Read-only Transactions:

  1. allows the client to perform multiple reads at the same timestamp and these operations are guaranteed to be strictly serializable.
  2. Properties → no lock + no block for other transactions.
  3. Why? any concurrent/future writes will update the date at a later timestamp.
  4. The leader assigns a timestamp(external consistency), then it does a snapshot read on any replica.
  5. external consistency: read should see all previously committed writes. S_read = TT.now().latest.
  6. If read involves only one Paxos group, S_read is the timestamp of the last committed write(LastTS()).
  7. If read involves more than one Paxos group, there are options:
    1. A round of communication to negotiate S_read based on LastTS();
    2. A simple choice is that client has its read execute at S_read = TT.now().latest(which may wait for a safe time to advance).
  8. After TT.now().latest is selected, the read operation at timestamp t_read can be served by any replica that is up to date, t_read ≤ t_safe.
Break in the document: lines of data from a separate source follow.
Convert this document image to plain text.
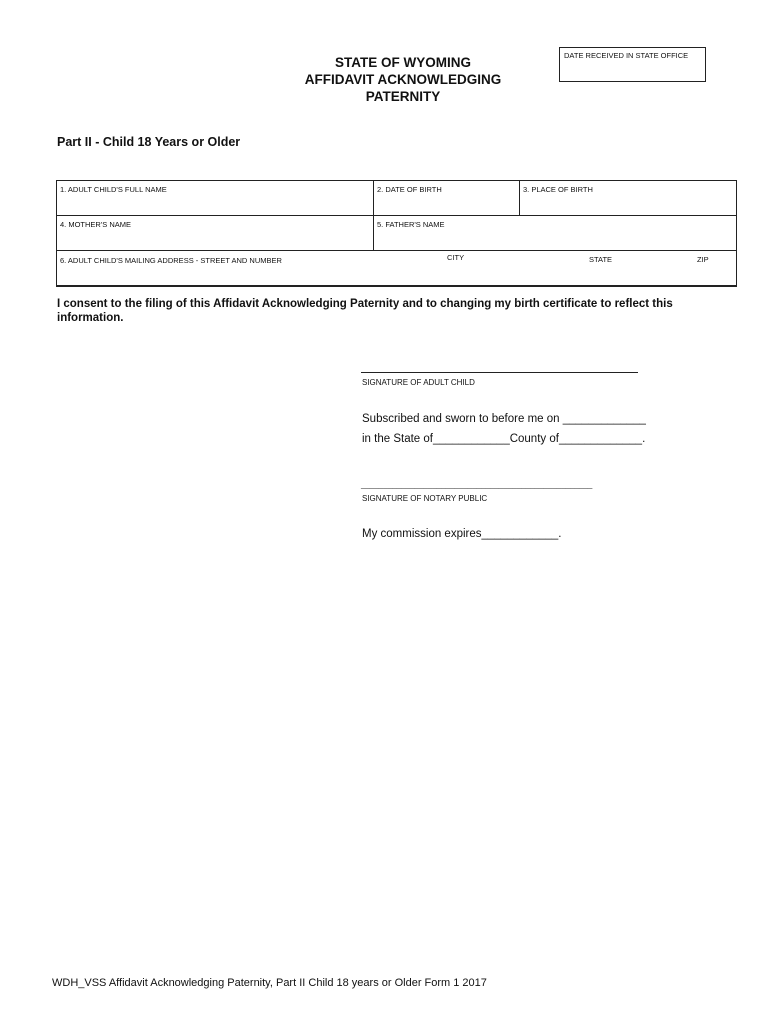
STATE OF WYOMING
AFFIDAVIT ACKNOWLEDGING
PATERNITY
DATE RECEIVED IN STATE OFFICE
Part II - Child 18 Years or Older
1. ADULT CHILD'S FULL NAME	2. DATE OF BIRTH	3. PLACE OF BIRTH

4. MOTHER'S NAME	5. FATHER'S NAME	

6. ADULT CHILD'S MAILING ADDRESS - STREET AND NUMBER CITY STATE ZIP		
I consent to the filing of this Affidavit Acknowledging Paternity and to changing my birth certificate to reflect this information.
SIGNATURE OF ADULT CHILD
Subscribed and sworn to before me on _____________
in the State of____________County of_____________.
____________________________________________________
SIGNATURE OF NOTARY PUBLIC
My commission expires____________.
WDH_VSS Affidavit Acknowledging Paternity, Part II Child 18 years or Older Form 1 2017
Spanner handling deadlocks: 2PL can result in deadlocks. Uses a wound-wait scheme. Tx1 aborts Tx2 which holds the desired lock only if Tx1 is older than Tx2.

Standalone Read:

Strong read guarantees to see all data committed up until the start of the read. The stale read is at a timestamp in the past.

For performance results, please take a look at the paper. They have very nice explanations about it.

To sum up, Spanner offers cross-datacenter replications and semi-relational data models. Transactions are done through the Paxos algorithm. TrueTime API which depends on GPS receivers and atomic clocks guarantees concurrency control in Spanner.